So every rule for MVDs is
also a rule for functional dependencies.
On the other hand if we
have a rule that applies
for functional dependencies that rule
does not necessarily have to
apply all multivalued dependencies because
it might be specialized just for this portion of the Venn diagram.
So an example of such a rule is the splitting rule.
The splitting rule is a
rule that applies to functional dependencies,
but does not always apply to multivalued dependencies.
And again you could work an example to convince yourself of that fact.
Woo.
So after all that set up
of multivalue dependencies, we're finally
ready to talk about fourth normal form.
The definition of fourth normal
form looks very similar to the one for Boyce-Codd normal form.
Says we take a relation and
we take now a set of
multivalued dependencies for that
relation and the relation
is in fourth normal form if
every non-trivial
multivalued dependency has on
it's left hand side a key.
Remember for functional dependencies it
looks exactly the same except
we have the functional dependency all here instead of multivalued dependencies.
So, let's see exactly what fourth
normal form telling us and why it's a good thing.
So we have A, B, and
rest as usual and let's
suppose that we have a non trivial multivalued dependency.
So that's telling us that
if we have 2 tuples, T
and U and we'll
put in some values for B
and the rest, then we're going
to have the combination of those, as well.
So, that's kind of the proliferation of
tuples we get when we
squish independent facts in the same relation.
But, if the left
side is a key, so if
the A attributes are
a key here then we won't have
those 2 tuples and will
never have to worry about the proliferation.
Now, remember that I said fourth
normal form implies Boyce-Codd Normal Form.
Or if you prefer it in
Venn diagram format, Fourth
Normal Form is stronger than
Boyce-Codd Normal Form and let's see why that's the case.
If we have a fourth
normal form and we want
to show that we're in Boyce-Codd normal
form, then we have to
show that if we have
a functional dependency then
the left hand side A is a key.
That would tell us we're in Boyce-Codd normal form.
Well, if we have a functional
dependency, we had a rule
that tells us we also have
the multivalued dependency and then
since we're in fourth normal form, we get that A as a key.
So again, fourth normal form
implies Boyce-Codd normal form.
Now let's take a look at
the decomposition of algorithm into fourth normal form.
It's extremely similar to the
BCNF decomposition algorithm.
The input is a relation.
A set of functional dependencies
and multi value dependencies and we
need to separate them because
we use the functional dependencies to find keys.
The output is a decomposition
of R into good relations,
in this case fourth normal form,
and it's a good decomposition in
the sense that reassembling the relations gives you back the original.

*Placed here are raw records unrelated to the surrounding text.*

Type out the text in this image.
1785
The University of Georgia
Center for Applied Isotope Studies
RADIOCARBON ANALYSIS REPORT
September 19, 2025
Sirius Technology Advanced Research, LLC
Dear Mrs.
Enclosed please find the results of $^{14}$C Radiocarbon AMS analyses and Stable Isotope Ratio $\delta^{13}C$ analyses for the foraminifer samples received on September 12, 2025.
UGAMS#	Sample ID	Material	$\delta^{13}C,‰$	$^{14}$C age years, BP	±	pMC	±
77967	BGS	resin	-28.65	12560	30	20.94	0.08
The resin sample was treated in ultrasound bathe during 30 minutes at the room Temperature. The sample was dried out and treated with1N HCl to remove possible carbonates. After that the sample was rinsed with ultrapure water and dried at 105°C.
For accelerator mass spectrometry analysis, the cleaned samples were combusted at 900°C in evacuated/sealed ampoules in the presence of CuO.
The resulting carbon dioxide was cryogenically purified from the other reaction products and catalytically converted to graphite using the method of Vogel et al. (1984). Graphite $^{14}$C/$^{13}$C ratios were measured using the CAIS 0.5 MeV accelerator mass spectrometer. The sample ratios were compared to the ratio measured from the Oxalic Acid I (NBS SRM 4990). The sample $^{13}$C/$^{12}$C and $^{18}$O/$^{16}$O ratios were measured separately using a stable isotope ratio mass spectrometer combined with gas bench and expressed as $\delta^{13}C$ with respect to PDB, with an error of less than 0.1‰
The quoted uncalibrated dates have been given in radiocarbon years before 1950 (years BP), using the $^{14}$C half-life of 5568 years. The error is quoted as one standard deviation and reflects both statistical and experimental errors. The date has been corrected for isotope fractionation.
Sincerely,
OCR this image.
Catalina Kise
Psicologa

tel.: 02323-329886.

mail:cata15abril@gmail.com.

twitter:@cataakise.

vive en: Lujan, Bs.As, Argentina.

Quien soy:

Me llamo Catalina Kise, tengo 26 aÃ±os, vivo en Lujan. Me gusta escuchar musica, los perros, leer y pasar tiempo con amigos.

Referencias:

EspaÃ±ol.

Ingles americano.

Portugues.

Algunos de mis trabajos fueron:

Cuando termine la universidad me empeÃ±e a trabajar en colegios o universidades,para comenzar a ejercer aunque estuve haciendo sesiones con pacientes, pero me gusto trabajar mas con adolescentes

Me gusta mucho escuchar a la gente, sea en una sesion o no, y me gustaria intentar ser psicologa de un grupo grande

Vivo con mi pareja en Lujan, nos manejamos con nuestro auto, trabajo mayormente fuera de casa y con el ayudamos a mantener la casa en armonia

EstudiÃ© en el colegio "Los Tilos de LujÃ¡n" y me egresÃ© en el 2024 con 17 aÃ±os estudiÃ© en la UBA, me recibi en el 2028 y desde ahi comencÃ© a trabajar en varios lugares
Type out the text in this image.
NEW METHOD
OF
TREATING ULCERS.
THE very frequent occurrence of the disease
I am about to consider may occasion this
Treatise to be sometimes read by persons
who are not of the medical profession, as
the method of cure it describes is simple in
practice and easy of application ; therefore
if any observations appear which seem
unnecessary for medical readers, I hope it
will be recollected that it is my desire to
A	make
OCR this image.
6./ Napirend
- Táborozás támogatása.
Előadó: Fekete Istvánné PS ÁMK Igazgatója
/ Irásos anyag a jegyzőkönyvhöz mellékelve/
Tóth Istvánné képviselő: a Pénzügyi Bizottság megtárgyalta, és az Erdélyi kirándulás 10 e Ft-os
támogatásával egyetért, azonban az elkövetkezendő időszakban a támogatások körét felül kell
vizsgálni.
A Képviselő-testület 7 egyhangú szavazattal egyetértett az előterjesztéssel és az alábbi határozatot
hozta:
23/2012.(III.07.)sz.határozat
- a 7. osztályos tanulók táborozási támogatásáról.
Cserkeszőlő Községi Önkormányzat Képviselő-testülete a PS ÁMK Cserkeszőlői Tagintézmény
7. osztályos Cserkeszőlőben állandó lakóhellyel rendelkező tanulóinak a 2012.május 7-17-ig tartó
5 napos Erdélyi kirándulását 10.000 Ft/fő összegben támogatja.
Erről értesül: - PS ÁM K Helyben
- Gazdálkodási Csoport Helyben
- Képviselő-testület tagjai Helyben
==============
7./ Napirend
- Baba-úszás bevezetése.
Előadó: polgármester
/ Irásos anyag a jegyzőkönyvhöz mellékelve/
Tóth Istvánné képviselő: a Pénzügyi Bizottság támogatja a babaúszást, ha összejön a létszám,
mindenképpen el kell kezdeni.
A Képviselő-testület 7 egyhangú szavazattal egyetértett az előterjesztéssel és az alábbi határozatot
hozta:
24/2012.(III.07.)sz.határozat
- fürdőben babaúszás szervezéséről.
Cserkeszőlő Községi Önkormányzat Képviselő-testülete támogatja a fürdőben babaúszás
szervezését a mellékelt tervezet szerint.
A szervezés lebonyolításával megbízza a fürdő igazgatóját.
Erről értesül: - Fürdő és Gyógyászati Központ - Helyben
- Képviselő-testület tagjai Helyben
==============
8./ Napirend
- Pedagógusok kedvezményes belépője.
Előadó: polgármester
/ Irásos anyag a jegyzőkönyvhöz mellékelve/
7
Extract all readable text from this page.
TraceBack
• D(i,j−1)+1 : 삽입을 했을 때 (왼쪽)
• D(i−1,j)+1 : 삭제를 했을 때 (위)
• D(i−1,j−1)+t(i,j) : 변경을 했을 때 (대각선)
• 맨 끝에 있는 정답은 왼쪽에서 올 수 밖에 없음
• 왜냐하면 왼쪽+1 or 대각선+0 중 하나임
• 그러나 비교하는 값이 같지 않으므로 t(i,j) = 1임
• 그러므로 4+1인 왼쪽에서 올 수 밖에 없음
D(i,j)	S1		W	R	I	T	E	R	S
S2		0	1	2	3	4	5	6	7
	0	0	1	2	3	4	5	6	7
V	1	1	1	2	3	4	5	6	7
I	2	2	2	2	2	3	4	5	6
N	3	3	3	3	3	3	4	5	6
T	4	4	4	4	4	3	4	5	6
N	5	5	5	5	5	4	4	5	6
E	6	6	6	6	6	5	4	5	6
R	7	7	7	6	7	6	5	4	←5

As with Boyce-Codd normal form
we start by computing keys using
the functional dependencies, and then
we repeat the decomposition process
until all of our relations are in fourth normal
form.
Just as with functional dependencies
in BCNF, we pick a relation
that has a violating dependency, in
this case a multi-value dependency, and
we split the relation based on that dependency.
So we create one relation that
has the attributes of the dependency
and another relation that has
the left-hand side of the dependency and the rest of the attributes.
After that, we need to
compute the functional dependencies for
the decomposed relation and the
multi-value dependencies for it, and then we can compute the keys.
Now finding these multi-value
dependencies is actually a fairly complex process.
Usually it's very intuitive,
but I'm going to refer you
to the readings to read about the algorithm itself.
And in fact, it can be
so complicated in the general
case that some of the readings don't even provide the algorithm.
But again, in general, it's very intuitive.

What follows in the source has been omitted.